Cuando atardecía, los padres y los niños salieron de
la casa para buscarlo. Estaba el sol tropezando en
las mil figuras del bestiario de las rocas; era
brillante y débil. Jaime dio un grito espontáneo
pronunciando su nombre. Él mismo se aterrorizó.
Tal vez se había dormido y quiso guarecerse de los
últimos rayos de sol, porque los pies cubiertos con
las zapatillas deportivas, asomaban como punto de
referencia entre las flores apagadas.
-No te asustes, cariño. Debe estar dormido. Estas
noches pasadas tenía insomnio; me lo contó esta
mañana en el desayuno -el hombre le apretó la mano.
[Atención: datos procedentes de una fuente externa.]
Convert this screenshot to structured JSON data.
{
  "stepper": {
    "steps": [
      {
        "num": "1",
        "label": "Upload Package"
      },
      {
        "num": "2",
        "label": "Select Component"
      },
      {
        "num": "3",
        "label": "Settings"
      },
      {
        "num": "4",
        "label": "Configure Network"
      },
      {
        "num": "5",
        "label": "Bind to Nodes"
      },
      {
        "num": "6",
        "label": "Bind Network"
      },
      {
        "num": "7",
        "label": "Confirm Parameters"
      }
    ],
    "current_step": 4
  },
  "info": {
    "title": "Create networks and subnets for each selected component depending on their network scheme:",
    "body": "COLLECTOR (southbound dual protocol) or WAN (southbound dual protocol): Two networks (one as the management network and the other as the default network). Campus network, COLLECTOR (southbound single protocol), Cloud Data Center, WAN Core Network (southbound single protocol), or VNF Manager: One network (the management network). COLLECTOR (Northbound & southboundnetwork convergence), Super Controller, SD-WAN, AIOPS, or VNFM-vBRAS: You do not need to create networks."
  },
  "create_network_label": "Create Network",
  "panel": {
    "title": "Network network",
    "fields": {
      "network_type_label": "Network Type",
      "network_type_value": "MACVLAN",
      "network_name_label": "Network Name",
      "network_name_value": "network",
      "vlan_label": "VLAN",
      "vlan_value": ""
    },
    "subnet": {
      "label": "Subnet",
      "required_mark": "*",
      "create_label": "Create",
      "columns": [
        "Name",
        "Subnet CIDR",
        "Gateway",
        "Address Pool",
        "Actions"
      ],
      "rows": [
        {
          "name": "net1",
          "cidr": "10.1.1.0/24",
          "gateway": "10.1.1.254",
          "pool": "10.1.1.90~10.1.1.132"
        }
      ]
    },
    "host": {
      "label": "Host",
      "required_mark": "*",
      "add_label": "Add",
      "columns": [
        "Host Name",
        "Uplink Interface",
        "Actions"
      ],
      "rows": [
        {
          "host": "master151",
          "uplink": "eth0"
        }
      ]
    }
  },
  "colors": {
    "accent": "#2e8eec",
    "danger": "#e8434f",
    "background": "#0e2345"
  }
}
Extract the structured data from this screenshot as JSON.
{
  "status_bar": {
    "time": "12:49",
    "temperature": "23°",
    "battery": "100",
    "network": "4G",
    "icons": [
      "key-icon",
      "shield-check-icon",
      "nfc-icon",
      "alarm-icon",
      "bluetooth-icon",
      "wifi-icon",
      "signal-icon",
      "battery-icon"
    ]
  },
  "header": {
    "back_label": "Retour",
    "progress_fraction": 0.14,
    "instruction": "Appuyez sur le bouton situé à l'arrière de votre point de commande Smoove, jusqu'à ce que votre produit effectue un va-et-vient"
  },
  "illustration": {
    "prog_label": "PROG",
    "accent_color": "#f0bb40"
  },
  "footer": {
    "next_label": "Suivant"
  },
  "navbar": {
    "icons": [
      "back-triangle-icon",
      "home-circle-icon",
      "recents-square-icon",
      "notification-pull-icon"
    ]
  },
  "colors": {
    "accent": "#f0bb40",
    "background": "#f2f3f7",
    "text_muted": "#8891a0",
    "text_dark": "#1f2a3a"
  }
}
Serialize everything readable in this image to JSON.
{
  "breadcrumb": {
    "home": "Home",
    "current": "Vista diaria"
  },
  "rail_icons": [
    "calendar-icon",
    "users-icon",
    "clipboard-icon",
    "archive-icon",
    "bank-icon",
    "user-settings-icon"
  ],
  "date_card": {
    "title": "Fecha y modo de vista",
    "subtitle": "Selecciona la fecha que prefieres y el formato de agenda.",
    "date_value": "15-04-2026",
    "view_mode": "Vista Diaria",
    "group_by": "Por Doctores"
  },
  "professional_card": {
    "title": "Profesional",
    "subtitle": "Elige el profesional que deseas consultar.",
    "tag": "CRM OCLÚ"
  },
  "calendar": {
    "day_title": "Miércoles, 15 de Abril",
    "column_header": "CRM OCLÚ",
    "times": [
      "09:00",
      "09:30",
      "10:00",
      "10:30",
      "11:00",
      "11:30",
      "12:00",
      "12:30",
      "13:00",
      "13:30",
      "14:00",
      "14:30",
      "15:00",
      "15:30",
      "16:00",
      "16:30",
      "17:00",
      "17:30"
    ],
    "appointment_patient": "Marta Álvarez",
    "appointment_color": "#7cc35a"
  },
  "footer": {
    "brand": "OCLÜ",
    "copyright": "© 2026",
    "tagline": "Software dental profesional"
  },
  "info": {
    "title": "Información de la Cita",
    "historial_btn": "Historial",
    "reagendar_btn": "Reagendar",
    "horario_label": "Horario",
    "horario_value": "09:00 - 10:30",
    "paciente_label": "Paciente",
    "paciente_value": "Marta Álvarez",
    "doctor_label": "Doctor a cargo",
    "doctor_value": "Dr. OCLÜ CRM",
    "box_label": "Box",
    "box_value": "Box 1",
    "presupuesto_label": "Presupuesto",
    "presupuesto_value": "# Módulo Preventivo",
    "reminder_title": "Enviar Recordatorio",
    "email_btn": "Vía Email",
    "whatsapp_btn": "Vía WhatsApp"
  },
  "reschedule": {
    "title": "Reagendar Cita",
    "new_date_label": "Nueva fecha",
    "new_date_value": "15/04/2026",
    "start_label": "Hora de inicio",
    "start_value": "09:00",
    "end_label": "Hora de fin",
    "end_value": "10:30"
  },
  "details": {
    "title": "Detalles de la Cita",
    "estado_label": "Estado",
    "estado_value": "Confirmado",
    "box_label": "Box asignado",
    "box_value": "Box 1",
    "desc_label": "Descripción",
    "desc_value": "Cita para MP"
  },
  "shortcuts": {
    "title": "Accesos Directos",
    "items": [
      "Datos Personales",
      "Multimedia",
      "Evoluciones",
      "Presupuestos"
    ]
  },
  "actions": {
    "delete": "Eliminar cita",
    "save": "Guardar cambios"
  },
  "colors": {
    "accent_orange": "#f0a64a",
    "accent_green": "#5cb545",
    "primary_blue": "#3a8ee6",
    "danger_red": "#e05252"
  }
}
-!Dios mío, papá!- exclamó ella, teniendo un mal
presentimiento.
-!Quietos! !No deis un paso más!
-Mira, papá, son los caracoles -señaló Luz con la
mano. Miles de caracoles acudían de la selva
intrincada de las flores. Iban cercando el cadáver
del abuelo que, con seguridad, debía estar
sonriendo; se diría que de un momento a otro, lo
iban a trasladar a algún otro sitio, porque tiraban
de él desde todos los puntos posibles del cuerpo
menos del rostro. De pronto, de forma inexplicable,
empezó a llover.
-Mamá, papá. -empezó Jaime a llorar-, quieren
llevárselo al tren del mar. Él nos lo había contado.